- 1 rabbit, jointed
- A fair bit of olive oil
- 1 large onion, sliced
- 6 cloves of garlic, halved
- ½ tsp sugar
- 1 tbspn garam flour (also called chickpea flour or gram flour)
- ½ tsp saffron filaments
- 300ml/½ pint dry vermouth or dry white wine
- 300ml/½ pint chicken stock – or water
- 1 cucumber
- 40g/1½ oz butter/olive oil
- 225g/8oz tomatoes, cored, de-seeded and chopped into bits.
- Celtic sea salt or equivalent and black pepper.
Serves 4.
- Cover the base of a flameproof casserole with olive oil – be generous here.
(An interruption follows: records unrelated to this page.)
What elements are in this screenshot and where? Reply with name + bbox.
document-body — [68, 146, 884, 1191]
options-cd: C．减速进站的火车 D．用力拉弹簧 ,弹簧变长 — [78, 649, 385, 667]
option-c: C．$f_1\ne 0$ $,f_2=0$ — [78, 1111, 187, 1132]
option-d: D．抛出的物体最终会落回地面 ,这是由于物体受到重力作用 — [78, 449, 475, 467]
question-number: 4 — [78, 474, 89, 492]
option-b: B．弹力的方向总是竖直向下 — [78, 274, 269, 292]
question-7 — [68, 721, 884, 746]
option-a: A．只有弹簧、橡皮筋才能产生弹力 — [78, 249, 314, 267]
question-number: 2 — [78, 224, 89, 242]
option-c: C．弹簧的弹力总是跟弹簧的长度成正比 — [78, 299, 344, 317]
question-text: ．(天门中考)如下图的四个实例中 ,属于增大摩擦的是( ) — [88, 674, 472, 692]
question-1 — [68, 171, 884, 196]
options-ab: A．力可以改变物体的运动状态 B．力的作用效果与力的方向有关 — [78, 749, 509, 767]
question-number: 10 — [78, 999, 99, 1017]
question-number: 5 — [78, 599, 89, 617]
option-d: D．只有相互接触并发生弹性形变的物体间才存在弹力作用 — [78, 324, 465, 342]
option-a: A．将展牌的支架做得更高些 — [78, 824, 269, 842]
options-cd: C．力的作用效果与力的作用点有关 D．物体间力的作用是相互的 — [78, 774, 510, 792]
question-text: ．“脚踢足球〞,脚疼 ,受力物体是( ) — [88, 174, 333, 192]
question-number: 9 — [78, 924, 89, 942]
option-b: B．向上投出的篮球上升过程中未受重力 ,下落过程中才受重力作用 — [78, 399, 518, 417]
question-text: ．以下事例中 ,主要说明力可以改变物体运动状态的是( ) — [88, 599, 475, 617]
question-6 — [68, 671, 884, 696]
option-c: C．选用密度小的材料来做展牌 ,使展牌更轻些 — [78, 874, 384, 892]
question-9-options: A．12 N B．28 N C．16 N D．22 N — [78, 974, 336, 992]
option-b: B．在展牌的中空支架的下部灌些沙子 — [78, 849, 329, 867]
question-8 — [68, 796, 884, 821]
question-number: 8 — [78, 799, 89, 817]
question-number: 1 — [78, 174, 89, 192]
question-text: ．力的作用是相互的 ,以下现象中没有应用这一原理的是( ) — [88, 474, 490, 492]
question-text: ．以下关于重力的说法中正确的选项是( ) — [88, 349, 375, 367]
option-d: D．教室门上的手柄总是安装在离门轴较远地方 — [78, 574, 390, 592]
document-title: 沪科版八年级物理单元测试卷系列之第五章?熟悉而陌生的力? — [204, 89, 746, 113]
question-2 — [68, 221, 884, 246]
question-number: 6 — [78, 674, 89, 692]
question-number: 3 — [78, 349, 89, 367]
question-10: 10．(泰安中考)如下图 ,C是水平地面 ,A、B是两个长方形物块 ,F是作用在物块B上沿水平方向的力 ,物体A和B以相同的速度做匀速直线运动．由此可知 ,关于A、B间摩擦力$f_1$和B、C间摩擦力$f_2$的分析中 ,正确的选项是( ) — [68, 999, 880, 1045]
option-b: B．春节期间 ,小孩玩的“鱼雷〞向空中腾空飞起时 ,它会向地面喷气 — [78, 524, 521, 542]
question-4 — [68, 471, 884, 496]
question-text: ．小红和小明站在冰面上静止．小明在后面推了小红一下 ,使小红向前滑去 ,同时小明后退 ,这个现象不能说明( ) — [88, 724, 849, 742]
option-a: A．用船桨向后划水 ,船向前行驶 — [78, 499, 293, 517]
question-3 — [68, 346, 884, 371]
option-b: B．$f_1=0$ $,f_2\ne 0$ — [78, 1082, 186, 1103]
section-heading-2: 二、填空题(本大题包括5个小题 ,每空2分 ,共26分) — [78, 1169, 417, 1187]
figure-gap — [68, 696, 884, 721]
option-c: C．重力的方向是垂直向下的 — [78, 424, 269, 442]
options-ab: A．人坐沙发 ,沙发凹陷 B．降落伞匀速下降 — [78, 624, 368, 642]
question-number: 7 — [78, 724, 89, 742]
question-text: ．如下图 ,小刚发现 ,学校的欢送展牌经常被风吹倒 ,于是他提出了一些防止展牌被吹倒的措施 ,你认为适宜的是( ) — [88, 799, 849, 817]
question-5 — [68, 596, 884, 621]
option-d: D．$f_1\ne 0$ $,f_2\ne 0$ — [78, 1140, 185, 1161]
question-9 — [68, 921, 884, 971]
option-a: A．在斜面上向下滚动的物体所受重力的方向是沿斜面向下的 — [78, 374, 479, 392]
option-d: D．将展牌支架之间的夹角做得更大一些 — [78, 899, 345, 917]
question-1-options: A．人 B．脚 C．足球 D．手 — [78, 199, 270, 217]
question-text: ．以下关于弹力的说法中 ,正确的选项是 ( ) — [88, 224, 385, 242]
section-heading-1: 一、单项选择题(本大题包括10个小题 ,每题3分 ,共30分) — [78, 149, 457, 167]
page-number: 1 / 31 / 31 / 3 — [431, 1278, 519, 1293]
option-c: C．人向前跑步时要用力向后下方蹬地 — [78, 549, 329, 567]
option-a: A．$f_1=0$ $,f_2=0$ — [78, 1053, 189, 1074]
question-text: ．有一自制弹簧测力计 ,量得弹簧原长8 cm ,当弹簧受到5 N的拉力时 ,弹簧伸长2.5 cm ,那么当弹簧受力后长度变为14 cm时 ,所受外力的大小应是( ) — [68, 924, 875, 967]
Rabbit needs plenty of oil or it just tastes dry and nasty.
- Heat the oil and cook the rabbit joints with the onion for 10 minutes, until the onion is soft.
- Sprinkle over the gram flour,sugar, salt and pepper and stir about to cover all as evenly as possible.
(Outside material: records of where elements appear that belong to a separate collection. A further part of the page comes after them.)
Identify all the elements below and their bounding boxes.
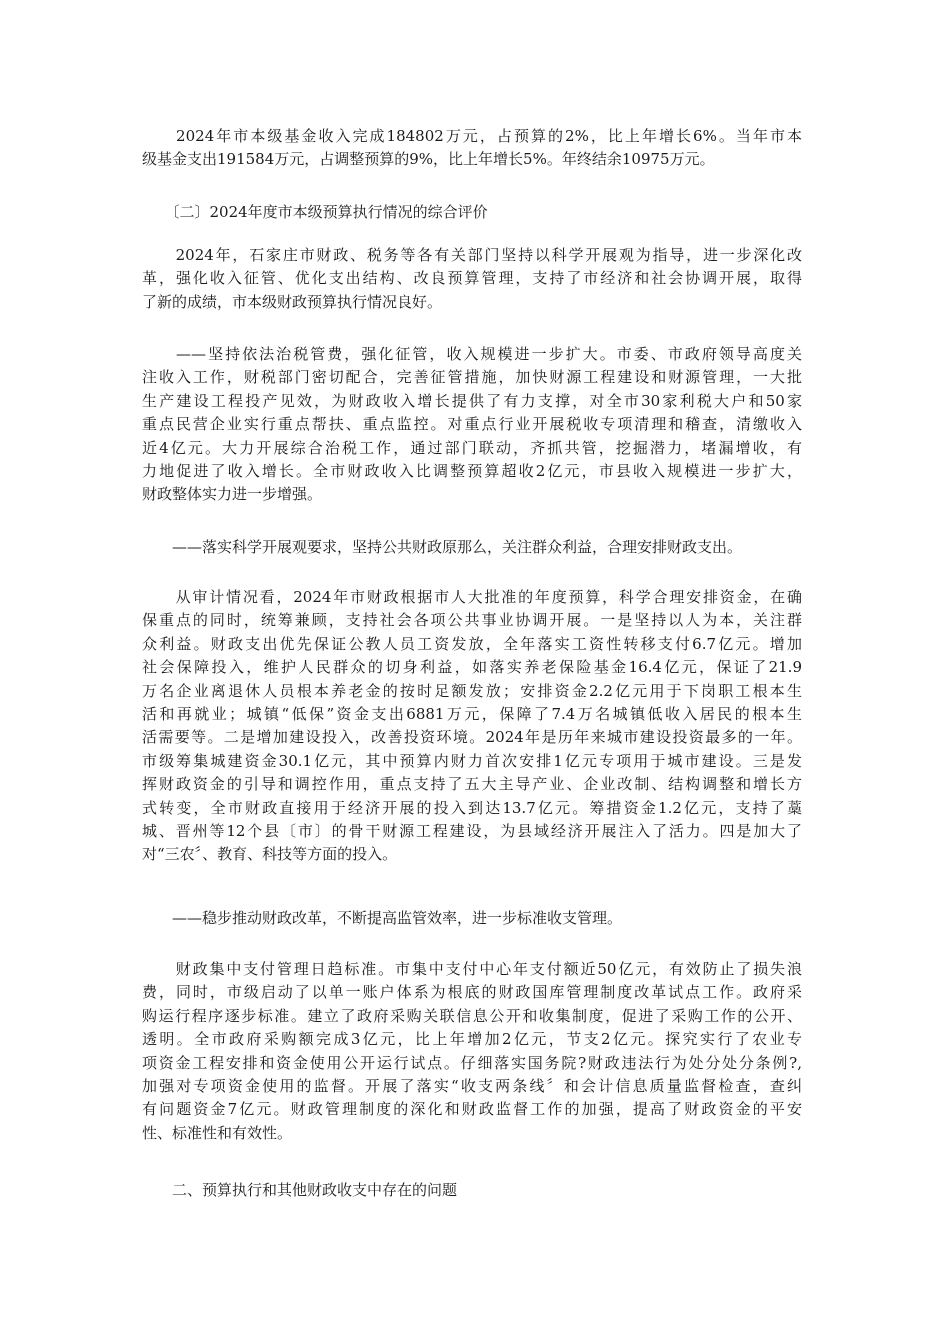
paragraph-audit-findings bbox=[142, 586, 802, 867]
text-line: 从审计情况看，2024年市财政根据市人大批准的年度预算，科学合理安排资金，在确 bbox=[142, 588, 802, 606]
text-line: 保重点的同时，统筹兼顾，支持社会各项公共事业协调开展。一是坚持以人为本，关注群 bbox=[142, 611, 802, 630]
text-line: ——坚持依法治税管费，强化征管，收入规模进一步扩大。市委、市政府领导高度关 bbox=[142, 345, 802, 363]
text-line: 2024年市本级基金收入完成184802万元，占预算的2%，比上年增长6%。当年市本 bbox=[142, 127, 802, 145]
paragraph-tax-collection bbox=[142, 343, 802, 507]
paragraph-centralized-payment bbox=[142, 958, 802, 1145]
text-line: 2024年，石家庄市财政、税务等各有关部门坚持以科学开展观为指导，进一步深化改 bbox=[142, 246, 802, 264]
text-line: 财政集中支付管理日趋标准。市集中支付中心年支付额近50亿元，有效防止了损失浪 bbox=[142, 960, 802, 978]
paragraph-fund-income bbox=[142, 125, 802, 172]
text-line: 众利益。财政支出优先保证公教人员工资发放，全年落实工资性转移支付6.7亿元。增加 bbox=[142, 634, 802, 653]
text-line: 性、标准性和有效性。 bbox=[142, 1123, 293, 1142]
text-line: 重点民营企业实行重点帮扶、重点监控。对重点行业开展税收专项清理和稽查，清缴收入 bbox=[142, 415, 802, 434]
text-line: 市级筹集城建资金30.1亿元，其中预算内财力首次安排1亿元专项用于城市建设。三是发 bbox=[142, 751, 802, 770]
text-line: 万名企业离退休人员根本养老金的按时足额发放；安排资金2.2亿元用于下岗职工根本生 bbox=[142, 681, 802, 700]
paragraph-overview bbox=[142, 244, 802, 314]
text-line: 二、预算执行和其他财政收支中存在的问题 bbox=[142, 1181, 458, 1199]
text-line: 活和再就业；城镇“低保”资金支出6881万元，保障了7.4万名城镇低收入居民的根本生 bbox=[142, 704, 802, 723]
text-line: 社会保障投入，维护人民群众的切身利益，如落实养老保险基金16.4亿元，保证了21.9 bbox=[142, 658, 802, 677]
section-heading-problems bbox=[142, 1179, 802, 1202]
text-line: 力地促进了收入增长。全市财政收入比调整预算超收2亿元，市县收入规模进一步扩大， bbox=[142, 461, 802, 480]
text-line: 费，同时，市级启动了以单一账户体系为根底的财政国库管理制度改革试点工作。政府采 bbox=[142, 983, 802, 1002]
text-line: 〔二〕2024年度市本级预算执行情况的综合评价 bbox=[142, 203, 488, 221]
text-line: 活需要等。二是增加建设投入，改善投资环境。2024年是历年来城市建设投资最多的一年。 bbox=[142, 728, 802, 747]
text-line: 挥财政资金的引导和调控作用，重点支持了五大主导产业、企业改制、结构调整和增长方 bbox=[142, 775, 802, 794]
text-line: 生产建设工程投产见效，为财政收入增长提供了有力支撑，对全市30家利税大户和50家 bbox=[142, 391, 802, 410]
text-line: 级基金支出191584万元，占调整预算的9%，比上年增长5%。年终结余10975万元。 bbox=[142, 150, 715, 169]
text-line: 革，强化收入征管、优化支出结构、改良预算管理，支持了市经济和社会协调开展，取得 bbox=[142, 269, 802, 288]
paragraph-public-finance-heading bbox=[142, 536, 802, 559]
paragraph-reform-heading bbox=[142, 907, 802, 930]
text-line: 透明。全市政府采购额完成3亿元，比上年增加2亿元，节支2亿元。探究实行了农业专 bbox=[142, 1030, 802, 1049]
text-line: 对“三农〞、教育、科技等方面的投入。 bbox=[142, 845, 398, 864]
text-line: ——落实科学开展观要求，坚持公共财政原那么，关注群众利益，合理安排财政支出。 bbox=[142, 538, 743, 556]
text-line: 了新的成绩，市本级财政预算执行情况良好。 bbox=[142, 292, 443, 311]
text-line: 注收入工作，财税部门密切配合，完善征管措施，加快财源工程建设和财源管理，一大批 bbox=[142, 368, 802, 387]
text-line: 有问题资金7亿元。财政管理制度的深化和财政监督工作的加强，提高了财政资金的平安 bbox=[142, 1100, 802, 1119]
text-line: ——稳步推动财政改革，不断提高监管效率，进一步标准收支管理。 bbox=[142, 909, 623, 927]
section-heading-evaluation bbox=[142, 201, 802, 224]
text-line: 城、晋州等12个县〔市〕的骨干财源工程建设，为县域经济开展注入了活力。四是加大了 bbox=[142, 821, 802, 840]
text-line: 项资金工程安排和资金使用公开运行试点。仔细落实国务院?财政违法行为处分处分条例?, bbox=[142, 1053, 802, 1072]
text-line: 式转变，全市财政直接用于经济开展的投入到达13.7亿元。筹措资金1.2亿元，支持了藁 bbox=[142, 798, 802, 817]
text-line: 加强对专项资金使用的监督。开展了落实“收支两条线〞和会计信息质量监督检查，查纠 bbox=[142, 1076, 802, 1095]
text-line: 财政整体实力进一步增强。 bbox=[142, 485, 323, 504]
text-line: 购运行程序逐步标准。建立了政府采购关联信息公开和收集制度，促进了采购工作的公开、 bbox=[142, 1006, 802, 1025]
text-line: 近4亿元。大力开展综合治税工作，通过部门联动，齐抓共管，挖掘潜力，堵漏增收，有 bbox=[142, 438, 802, 457]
- Add the garlic, saffron then wine and stock or water. Bring to the boil.
- Cover tightly, lower the heat to a bare simmer and leave to cook for 1 – 2 hours. I have a gas hob and use a heat diffuser.
- If being a bit posh, take the rabbit out, put on the serving dish and keep warm. Blitz the gravy with a hand held blender until smooth. If not posh then just taste the gravy. Whichever you’ve done, taste the gravy/sauce for seasoning and add more salt/pepper if needed.
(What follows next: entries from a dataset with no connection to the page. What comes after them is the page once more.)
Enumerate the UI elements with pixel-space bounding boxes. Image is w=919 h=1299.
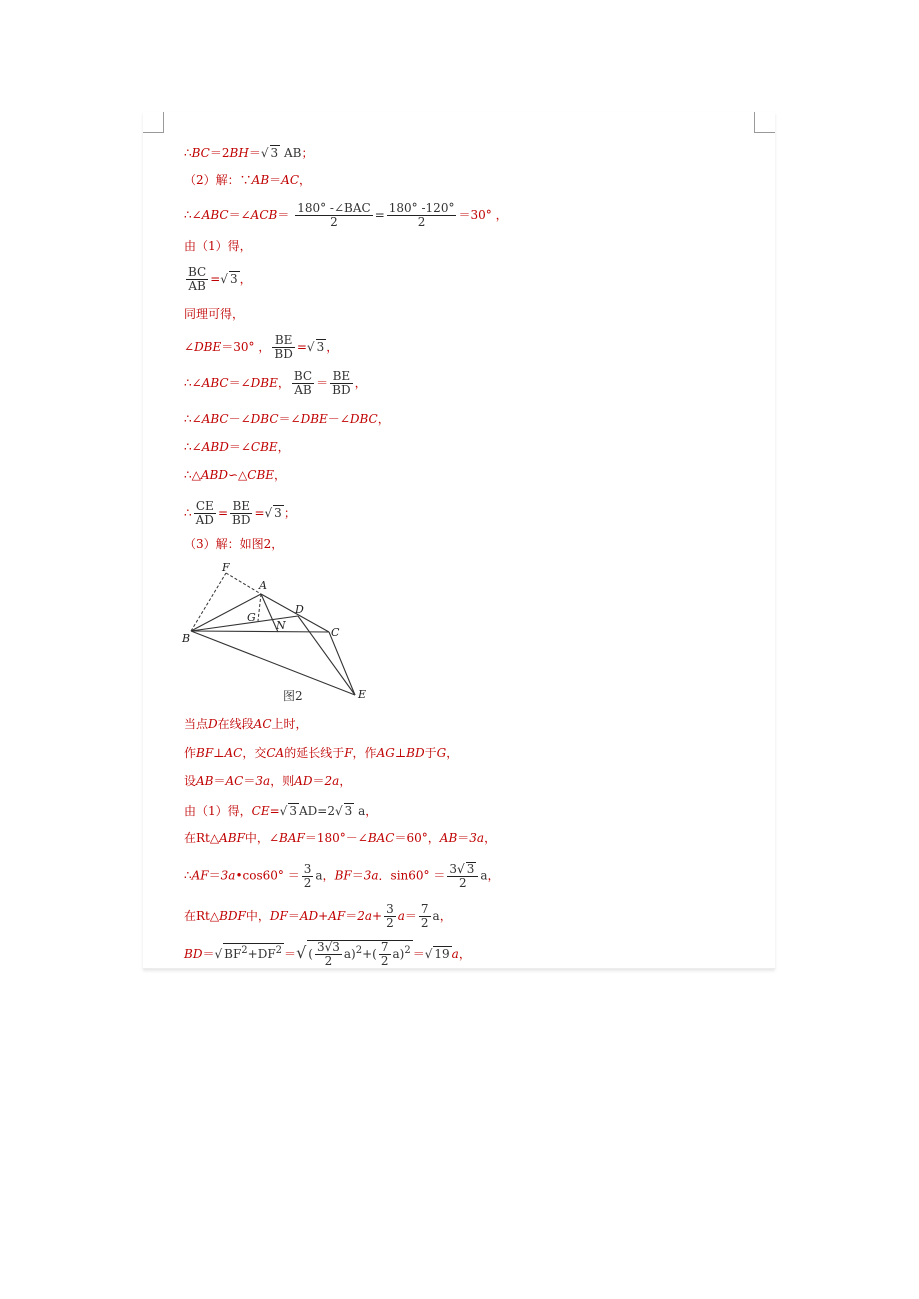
line-af-bf-values: ∴AF＝3a•cos60° ＝ $\frac{3}{2}$ a，BF＝3a．sin60° ＝ $\frac{3√ 3}{2}$ a， [184, 861, 500, 890]
fraction: $\frac{BC}{AB}$ [293, 369, 313, 397]
segment-be [191, 631, 355, 695]
fraction: $\frac{\text{180° -∠BAC}}{2}$ [297, 201, 371, 229]
line-bc-2bh: ∴BC＝2BH＝√ 3 AB； [184, 146, 314, 160]
line-rt-abf: 在Rt△ABF中，∠BAF＝180°－∠BAC＝60°，AB＝3a， [184, 831, 497, 845]
line-construction: 作BF⊥AC，交CA的延长线于F，作AG⊥BD于G， [184, 746, 459, 760]
line-angle-difference: ∴∠ABC－∠DBC＝∠DBE－∠DBC， [184, 412, 390, 426]
line-dbe-30: ∠DBE＝30° ， $\frac{BE}{BD}$ =√ 3 ， [184, 333, 339, 361]
point-label-e: E [358, 688, 367, 701]
fraction: $\frac{3√ 3}{2}$ [447, 862, 478, 890]
fraction: $\frac{7}{2}$ [380, 940, 389, 968]
line-similar-triangles: ∴△ABD∽△CBE， [184, 468, 287, 482]
line-angle-abc-30: ∴∠ABC＝∠ACB＝ $\frac{\text{180° -∠BAC}}{2}$ = $\frac{180^\circ -120^\circ}{2}$ ＝30° ， [184, 201, 508, 229]
line-let-ab-ac: 设AB＝AC＝3a，则AD＝2a， [184, 774, 352, 788]
fraction: $\frac{BE}{BD}$ [232, 499, 251, 527]
line-abd-eq-cbe: ∴∠ABD＝∠CBE， [184, 440, 290, 454]
segment-ag-dashed [258, 594, 261, 621]
line-rt-bdf: 在Rt△BDF中，DF＝AD+AF＝2a+ $\frac{3}{2}$ a＝ $\frac{7}{2}$ a， [184, 902, 452, 930]
point-label-n: N [276, 619, 286, 632]
line-ce-value: 由（1）得，CE=√ 3 AD=2√ 3 a， [184, 804, 378, 818]
point-label-g: G [247, 611, 256, 624]
point-label-d: D [295, 603, 304, 616]
fraction: $\frac{3√3}{2}$ [316, 940, 340, 968]
line-bd-value: BD＝√ $BF^2+DF^2$ ＝√ ( $\frac{3√3}{2}$ a)$^2$+( $\frac{7}{2}$ a)$^2$ ＝√ 19 a， [184, 940, 471, 968]
fraction: $\frac{CE}{AD}$ [195, 499, 214, 527]
line-bc-ab-sqrt3: $\frac{BC}{AB}$ =√ 3 ， [188, 265, 252, 293]
fraction: $\frac{180^\circ -120^\circ}{2}$ [388, 201, 455, 229]
segment-de [298, 616, 355, 695]
page-corner-mark [754, 112, 775, 133]
document-page [143, 112, 775, 969]
fraction: $\frac{BE}{BD}$ [274, 333, 293, 361]
line-part2-start: （2）解：∵AB＝AC， [184, 173, 312, 187]
fraction: $\frac{BC}{AB}$ [188, 265, 207, 293]
page-corner-mark [143, 112, 164, 133]
point-label-f: F [222, 561, 230, 574]
figure-caption: 图2 [283, 689, 303, 703]
fraction: $\frac{3}{2}$ [386, 902, 394, 930]
point-label-a: A [259, 579, 267, 592]
geometry-figure-2 [179, 558, 379, 703]
line-ce-ad-ratio: ∴ $\frac{CE}{AD}$ = $\frac{BE}{BD}$ =√ 3 ； [184, 499, 296, 527]
fraction: $\frac{BE}{BD}$ [332, 369, 351, 397]
fraction: $\frac{7}{2}$ [420, 902, 429, 930]
line-similarly: 同理可得， [184, 307, 245, 321]
line-part3-start: （3）解：如图2， [184, 537, 284, 551]
point-label-c: C [331, 626, 340, 639]
line-abc-eq-dbe: ∴∠ABC＝∠DBE， $\frac{BC}{AB}$ ＝ $\frac{BE}{BD}$ ， [184, 369, 367, 397]
line-from-part1: 由（1）得， [184, 239, 252, 253]
line-when-d-on-ac: 当点D在线段AC上时， [184, 717, 308, 731]
fraction: $\frac{3}{2}$ [303, 861, 312, 890]
segment-fa-dashed [226, 573, 261, 594]
point-label-b: B [182, 632, 191, 645]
- Pour the sauce over the rabbit.
- Whilst the rabbit is cooking, prepare the cucumberers. Peel if being posh, otherwise don’t bother. Cut into thick slices, quarter them and then cut out the seeds.
- Heat the butter or olive oil and sauté the cucumberer for 3 – 4 mins. Then add the tomatoes, salt and pepper. Stir about to heat through only.
- Tastefully arrange the cucumberer and tomatoes around the rabbit and serve.
If, like me, you can’t eat onions, try adding fennel instead – or celery.